Truly sensitive or atopic skin may:
- feel very tight after washing
- have a naturally high TEWL rate
- react to many external stimuli by becoming red and blotchy
- be prone to developing dry flaky patches.
Greasy (Oily) Skin
Greasy skin (sometimes called seborrhoeic skin) generally appears at puberty although in a few people it starts much earlier, from the age of six upwards. It is rare after the age of 35. It involves only the upper part of the body, where greater numbers of sebaceous glands are found.
This type of skin is particularly common in adolescents and young adults. At this age there is in both sexes a dramatic increase in sebum production under the influence of the male sex hormones. The extra sebum gives the skin a shiny appearance, especially on the nose and forehead. The epidermis tends to thicken, due to increased keratin production, and the pores dilate. As a result the skin feels rough and irregular.

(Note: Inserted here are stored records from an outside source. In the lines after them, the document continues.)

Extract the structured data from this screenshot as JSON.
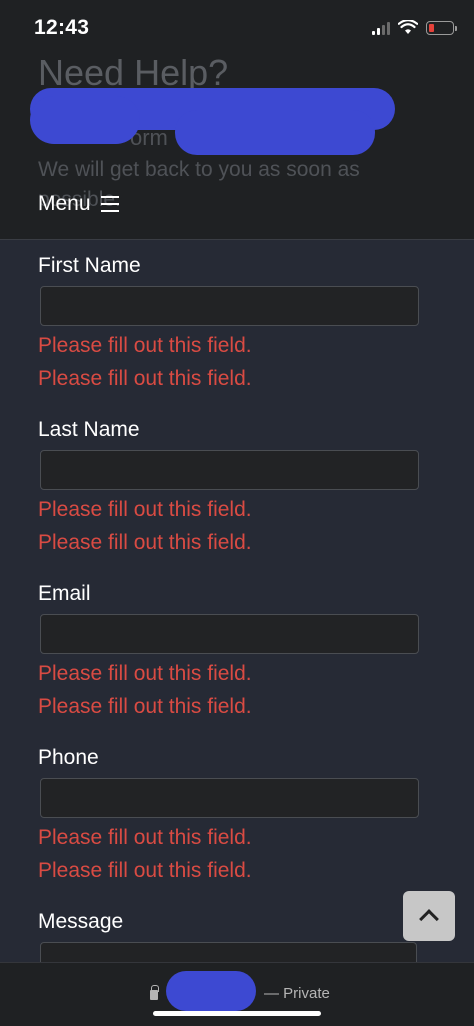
{
  "status_bar": {
    "time": "12:43"
  },
  "header": {
    "title": "Need Help?",
    "subtitle_fragment": "orm",
    "description": "We will get back to you as soon as possible.",
    "menu_label": "Menu"
  },
  "form": {
    "error_message": "Please fill out this field.",
    "fields": [
      {
        "label": "First Name",
        "value": "",
        "errors": [
          "Please fill out this field.",
          "Please fill out this field."
        ]
      },
      {
        "label": "Last Name",
        "value": "",
        "errors": [
          "Please fill out this field.",
          "Please fill out this field."
        ]
      },
      {
        "label": "Email",
        "value": "",
        "errors": [
          "Please fill out this field.",
          "Please fill out this field."
        ]
      },
      {
        "label": "Phone",
        "value": "",
        "errors": [
          "Please fill out this field.",
          "Please fill out this field."
        ]
      },
      {
        "label": "Message",
        "value": "",
        "errors": []
      }
    ]
  },
  "browser_bar": {
    "privacy_label": "— Private"
  },
  "colors": {
    "page_background": "#262a35",
    "header_background": "#1f2123",
    "error": "#d94b43",
    "redaction": "#3d49d2",
    "back_to_top": "#c7c7c7"
  },
  "icons": {
    "menu": "hamburger-icon",
    "back_to_top": "chevron-up-icon",
    "lock": "lock-icon"
  }
}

Mixed skin (often called combination skin) is characterised on the face by thickened, shiny skin associated with patches of dry skin.
Variation with site on the body
Whatever the type of skin, its state and function will differ from one part of the body to another even in the same individual, and will change from time to time. For example, the face, forearms and hands are most exposed to the elements and may suffer from drying and cracking. The bottom is scarcely ever exposed and the skin there is almost always in near-perfect condition. To really see the differences in skin condition in one person, these are the two areas to examine!
Another characteristic that shows considerable variation is the density of the sebaceous glands. There are many more sebaceous glands per unit area of skin in the upper part of the body (forehead >300 per cm²; chest 60 per cm²; upper back 80 per cm²).